The worry is that foreign regulators will be slow to prioritise bilateral agreements with African countries and that pervasive stereotypes – or a lack of confidence in the governments’ testing ability or healthcare response – will deter policymakers from allowing citizens to visit the continent. This could have a devastating impact on countries which rely on tourism as a key source of foreign exchange, reinforcing the need for African governments to bring the virus under control.

Even if flights are allowed to resume, passengers will have to trust in a country’s response before they board. After declaring that Tanzania was virus-free despite credible reports to the contrary, President John Magufuli opened his country’s airspace to international flights. But amid reports of thousands of undiagnosed cases, very few tourists have decided to visit. Without a significant uptick, Air Tanzania, which has been undergoing a revival since Magufuli came to power in 2015, faces a bleak future.

“Even if individual governments lift travel restrictions, that doesn’t mean that the appetite or the regulation on the other side will catch up,” says Indigo Ellis, head of Africa at Verisk Maplecroft, a risk consultancy.

Regional travel first

As long-haul travel bears the brunt of the pandemic, regional operators that are less exposed to the international market could bounce back quicker than larger counterparts.

An example of an airline which could be less severely affected by the pandemic is Uganda Airlines (UA). UA has only been operational in its present form since last October when it completed delivery of four short-haul Bombardier CRJ900ERs.

In January 2020, it operated flights to six countries throughout the East Africa region but soon grounded its fleet following the onset of Covid-19. The lack of market exposure means that UA has lost less in revenue and must pay fewer overheads to maintain its newly-bought aircraft. 

The government also completed its capital allocation for the airline before the pandemic, meaning that its finances are relatively stable.
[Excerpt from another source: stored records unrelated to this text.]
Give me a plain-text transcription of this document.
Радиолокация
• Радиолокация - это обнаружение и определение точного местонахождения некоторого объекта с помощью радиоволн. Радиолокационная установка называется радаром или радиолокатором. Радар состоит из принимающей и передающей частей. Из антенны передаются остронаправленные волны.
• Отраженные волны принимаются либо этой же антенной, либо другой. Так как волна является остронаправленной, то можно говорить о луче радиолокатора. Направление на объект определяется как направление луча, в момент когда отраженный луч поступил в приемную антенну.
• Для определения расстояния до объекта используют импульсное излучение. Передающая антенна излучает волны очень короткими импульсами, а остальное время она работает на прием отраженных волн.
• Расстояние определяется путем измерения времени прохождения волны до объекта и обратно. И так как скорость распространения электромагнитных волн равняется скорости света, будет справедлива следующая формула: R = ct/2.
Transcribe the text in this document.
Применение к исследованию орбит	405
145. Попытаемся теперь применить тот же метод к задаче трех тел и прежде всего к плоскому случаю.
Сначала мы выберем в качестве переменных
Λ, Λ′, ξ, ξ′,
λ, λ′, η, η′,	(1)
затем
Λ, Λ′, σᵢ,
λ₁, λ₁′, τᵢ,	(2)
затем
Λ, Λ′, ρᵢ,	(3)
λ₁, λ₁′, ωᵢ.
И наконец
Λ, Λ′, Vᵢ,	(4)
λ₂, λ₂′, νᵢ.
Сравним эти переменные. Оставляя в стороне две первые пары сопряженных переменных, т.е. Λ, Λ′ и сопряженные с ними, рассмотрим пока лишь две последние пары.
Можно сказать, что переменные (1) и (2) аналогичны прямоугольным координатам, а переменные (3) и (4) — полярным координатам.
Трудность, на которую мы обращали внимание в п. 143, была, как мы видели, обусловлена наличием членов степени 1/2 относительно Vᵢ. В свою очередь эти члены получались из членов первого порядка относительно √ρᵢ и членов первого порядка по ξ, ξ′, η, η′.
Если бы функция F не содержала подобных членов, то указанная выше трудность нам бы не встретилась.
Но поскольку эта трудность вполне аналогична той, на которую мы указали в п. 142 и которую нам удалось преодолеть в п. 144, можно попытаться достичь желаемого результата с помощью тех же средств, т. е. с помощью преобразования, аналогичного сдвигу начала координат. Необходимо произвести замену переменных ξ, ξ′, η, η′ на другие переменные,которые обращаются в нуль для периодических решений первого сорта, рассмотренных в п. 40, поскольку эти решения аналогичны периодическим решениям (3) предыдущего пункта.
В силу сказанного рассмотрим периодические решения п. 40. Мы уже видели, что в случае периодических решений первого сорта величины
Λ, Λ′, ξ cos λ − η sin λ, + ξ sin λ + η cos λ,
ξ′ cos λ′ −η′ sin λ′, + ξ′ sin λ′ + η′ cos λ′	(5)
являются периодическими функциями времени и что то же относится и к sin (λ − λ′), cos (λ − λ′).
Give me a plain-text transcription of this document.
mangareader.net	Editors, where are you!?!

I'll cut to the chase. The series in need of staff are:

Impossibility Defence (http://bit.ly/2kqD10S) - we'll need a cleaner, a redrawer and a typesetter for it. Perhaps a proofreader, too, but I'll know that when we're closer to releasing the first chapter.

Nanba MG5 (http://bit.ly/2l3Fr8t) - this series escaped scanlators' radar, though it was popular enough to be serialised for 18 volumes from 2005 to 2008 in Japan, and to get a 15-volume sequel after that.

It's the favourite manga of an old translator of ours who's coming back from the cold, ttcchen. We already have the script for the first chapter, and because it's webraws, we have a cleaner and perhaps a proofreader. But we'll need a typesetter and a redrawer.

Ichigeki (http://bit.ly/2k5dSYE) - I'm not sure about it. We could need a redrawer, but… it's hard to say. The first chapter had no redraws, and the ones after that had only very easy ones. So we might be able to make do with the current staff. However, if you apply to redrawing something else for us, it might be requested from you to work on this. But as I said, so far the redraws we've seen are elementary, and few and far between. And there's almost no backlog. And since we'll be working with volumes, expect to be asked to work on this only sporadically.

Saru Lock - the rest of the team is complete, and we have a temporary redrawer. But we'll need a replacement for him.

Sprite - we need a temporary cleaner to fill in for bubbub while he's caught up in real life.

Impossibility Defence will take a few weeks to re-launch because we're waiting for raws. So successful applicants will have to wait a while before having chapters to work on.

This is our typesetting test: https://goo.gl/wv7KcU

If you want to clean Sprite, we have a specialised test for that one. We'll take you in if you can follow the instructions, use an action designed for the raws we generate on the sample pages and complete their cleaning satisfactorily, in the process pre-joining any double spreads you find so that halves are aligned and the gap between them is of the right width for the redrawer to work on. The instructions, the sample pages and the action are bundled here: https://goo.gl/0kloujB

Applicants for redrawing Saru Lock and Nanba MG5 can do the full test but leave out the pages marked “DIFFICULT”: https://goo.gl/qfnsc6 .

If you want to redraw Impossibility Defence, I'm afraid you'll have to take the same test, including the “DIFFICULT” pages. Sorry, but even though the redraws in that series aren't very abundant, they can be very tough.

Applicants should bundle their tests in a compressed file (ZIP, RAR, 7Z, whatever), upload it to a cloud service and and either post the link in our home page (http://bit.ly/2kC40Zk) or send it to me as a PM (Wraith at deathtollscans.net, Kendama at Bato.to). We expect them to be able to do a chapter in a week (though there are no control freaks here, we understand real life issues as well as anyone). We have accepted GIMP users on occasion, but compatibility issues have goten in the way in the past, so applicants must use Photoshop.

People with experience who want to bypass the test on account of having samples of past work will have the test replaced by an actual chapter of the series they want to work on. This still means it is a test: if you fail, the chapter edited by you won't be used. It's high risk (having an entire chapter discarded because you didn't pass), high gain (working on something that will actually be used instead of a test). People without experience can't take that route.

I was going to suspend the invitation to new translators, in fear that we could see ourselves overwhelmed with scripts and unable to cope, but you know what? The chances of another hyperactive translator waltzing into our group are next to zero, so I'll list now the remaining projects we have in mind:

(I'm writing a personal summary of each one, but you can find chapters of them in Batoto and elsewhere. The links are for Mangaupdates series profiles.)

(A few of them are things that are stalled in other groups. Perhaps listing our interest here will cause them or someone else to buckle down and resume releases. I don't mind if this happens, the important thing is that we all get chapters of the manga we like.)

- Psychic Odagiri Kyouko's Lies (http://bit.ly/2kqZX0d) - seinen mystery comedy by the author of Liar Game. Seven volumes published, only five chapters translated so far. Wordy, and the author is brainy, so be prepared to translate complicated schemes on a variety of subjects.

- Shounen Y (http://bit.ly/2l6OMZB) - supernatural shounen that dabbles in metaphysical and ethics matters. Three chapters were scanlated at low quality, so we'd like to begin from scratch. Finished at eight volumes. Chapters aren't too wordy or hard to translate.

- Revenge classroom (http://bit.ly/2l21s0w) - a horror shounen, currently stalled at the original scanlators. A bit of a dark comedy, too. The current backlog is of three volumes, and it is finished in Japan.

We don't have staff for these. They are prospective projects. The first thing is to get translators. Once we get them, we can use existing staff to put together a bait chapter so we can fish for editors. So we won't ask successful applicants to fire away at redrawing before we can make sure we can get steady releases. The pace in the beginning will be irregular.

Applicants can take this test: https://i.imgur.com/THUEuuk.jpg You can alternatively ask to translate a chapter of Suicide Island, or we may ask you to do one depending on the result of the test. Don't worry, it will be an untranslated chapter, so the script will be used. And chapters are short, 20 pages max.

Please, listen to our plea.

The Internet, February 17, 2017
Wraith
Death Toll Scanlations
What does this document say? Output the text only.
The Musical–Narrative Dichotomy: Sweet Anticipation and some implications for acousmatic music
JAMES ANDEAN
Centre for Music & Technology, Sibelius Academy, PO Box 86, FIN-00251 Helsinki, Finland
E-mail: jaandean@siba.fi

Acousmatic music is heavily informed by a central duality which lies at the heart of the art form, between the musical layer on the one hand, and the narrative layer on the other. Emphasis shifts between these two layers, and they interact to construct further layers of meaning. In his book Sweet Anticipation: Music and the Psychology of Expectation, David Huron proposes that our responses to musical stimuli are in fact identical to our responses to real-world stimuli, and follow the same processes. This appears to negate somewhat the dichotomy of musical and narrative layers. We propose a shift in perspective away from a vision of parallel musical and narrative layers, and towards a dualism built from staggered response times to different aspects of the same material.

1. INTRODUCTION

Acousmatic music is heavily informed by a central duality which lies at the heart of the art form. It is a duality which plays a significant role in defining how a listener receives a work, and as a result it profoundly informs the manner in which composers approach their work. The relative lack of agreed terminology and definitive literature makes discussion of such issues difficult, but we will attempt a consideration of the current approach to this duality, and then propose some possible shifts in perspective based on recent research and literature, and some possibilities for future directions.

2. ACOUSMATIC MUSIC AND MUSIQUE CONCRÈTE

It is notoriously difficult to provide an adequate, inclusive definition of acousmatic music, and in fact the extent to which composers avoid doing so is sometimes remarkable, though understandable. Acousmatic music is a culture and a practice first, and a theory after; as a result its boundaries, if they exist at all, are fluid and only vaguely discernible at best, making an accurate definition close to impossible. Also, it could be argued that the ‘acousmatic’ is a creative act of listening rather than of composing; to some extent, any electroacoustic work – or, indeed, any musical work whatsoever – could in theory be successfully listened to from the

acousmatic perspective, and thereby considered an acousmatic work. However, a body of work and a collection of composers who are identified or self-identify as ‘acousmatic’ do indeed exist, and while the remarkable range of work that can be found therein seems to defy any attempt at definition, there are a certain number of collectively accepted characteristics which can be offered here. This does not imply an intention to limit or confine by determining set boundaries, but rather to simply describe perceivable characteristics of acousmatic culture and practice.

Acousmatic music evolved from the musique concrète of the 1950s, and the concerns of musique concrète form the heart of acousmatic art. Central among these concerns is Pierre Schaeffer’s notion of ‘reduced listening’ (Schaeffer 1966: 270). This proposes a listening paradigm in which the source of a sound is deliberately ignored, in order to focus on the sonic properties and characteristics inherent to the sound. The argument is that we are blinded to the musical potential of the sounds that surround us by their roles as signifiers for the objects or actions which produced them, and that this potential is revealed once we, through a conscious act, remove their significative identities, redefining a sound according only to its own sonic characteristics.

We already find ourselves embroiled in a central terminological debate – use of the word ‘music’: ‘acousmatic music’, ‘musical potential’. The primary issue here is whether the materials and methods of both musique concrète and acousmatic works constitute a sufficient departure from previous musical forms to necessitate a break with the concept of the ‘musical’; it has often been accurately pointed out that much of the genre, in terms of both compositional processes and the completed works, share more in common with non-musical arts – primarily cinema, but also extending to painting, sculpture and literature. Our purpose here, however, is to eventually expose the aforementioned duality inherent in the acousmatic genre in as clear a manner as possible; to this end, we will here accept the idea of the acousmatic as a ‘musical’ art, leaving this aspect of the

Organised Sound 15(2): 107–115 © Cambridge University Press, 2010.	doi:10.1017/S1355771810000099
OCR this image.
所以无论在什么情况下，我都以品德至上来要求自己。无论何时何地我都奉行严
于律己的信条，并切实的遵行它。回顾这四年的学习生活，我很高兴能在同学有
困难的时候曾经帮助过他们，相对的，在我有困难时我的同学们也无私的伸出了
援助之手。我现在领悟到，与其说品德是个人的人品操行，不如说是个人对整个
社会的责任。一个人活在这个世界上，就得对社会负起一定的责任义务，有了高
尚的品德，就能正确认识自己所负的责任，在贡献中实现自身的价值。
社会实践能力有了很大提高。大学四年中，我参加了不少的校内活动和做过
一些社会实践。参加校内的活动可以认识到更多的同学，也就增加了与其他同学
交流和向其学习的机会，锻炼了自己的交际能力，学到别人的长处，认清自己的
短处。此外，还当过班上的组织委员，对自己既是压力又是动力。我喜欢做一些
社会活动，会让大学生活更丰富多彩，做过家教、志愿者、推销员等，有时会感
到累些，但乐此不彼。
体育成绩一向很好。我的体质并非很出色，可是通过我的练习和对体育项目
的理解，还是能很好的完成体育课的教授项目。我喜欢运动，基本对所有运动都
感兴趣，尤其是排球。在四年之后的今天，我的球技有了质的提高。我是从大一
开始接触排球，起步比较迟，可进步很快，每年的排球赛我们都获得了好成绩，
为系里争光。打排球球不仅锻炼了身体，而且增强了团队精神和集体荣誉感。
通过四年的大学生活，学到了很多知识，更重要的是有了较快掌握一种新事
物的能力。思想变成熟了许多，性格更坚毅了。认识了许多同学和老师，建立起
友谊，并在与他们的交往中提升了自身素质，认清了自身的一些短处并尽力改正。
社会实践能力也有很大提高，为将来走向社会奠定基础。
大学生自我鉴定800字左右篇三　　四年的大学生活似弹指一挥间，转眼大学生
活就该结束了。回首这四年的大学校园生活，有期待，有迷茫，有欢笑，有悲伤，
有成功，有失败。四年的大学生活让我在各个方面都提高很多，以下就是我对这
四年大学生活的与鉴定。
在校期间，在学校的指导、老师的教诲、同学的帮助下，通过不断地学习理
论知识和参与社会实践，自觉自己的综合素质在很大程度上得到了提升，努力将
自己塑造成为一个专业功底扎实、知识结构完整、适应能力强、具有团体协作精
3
“The fact that we have stopped flying means we haven’t spent the capital we have received for this year, so it has been pushed forward,” says Cornwell Muleya, the airline’s CEO. “In the short term, from a liquidity point of view, we don’t need a bailout. The capitalisation should be sufficient.”

While some airlines are scaling back orders, the delivery of two Airbus A330-800neos is scheduled for the end of the year, he confirms.

Rather than use these long-haul aircraft for lucrative flights to London, Dubai and China – as was the intention – the CEO will likely redirect the airplanes to West Africa and Southern Africa, where he sees greater demand in the medium term. The company will need to return to the air as soon as possible to justify the recent outlay on new planes.


Given the challenges, consolidation within the African market offers a potential way forward for domestic carriers. Merged entities could be able to clinch market share from foreign competitors like Emirates and Turkish Airlines which are also under financial duress.

Yet this will require greater regional cooperation from African airlines and authorities, and Covid-19 has temporarily halted efforts towards a liberalised airspace enshrined in the African Union’s Single African Air Transport Market (SAATM).

Nevertheless, analysts say that foreign carriers remain bullish about the African market, and M&A activity will continue following the purchase of a 49% stake in RwandAir by Qatar Airways in February 2020. The pandemic may offer the chance for well-capitalised airlines to snap up struggling rivals.

“Africa has most of the fastest growing economies in the world, it is a huge untapped market,” says Chiedza Madzima, head of operational risk at Fitch Solutions, a credit intelligence firm. “I think the story is compelling enough and those airlines that are big enough will continue to invest in Africa.”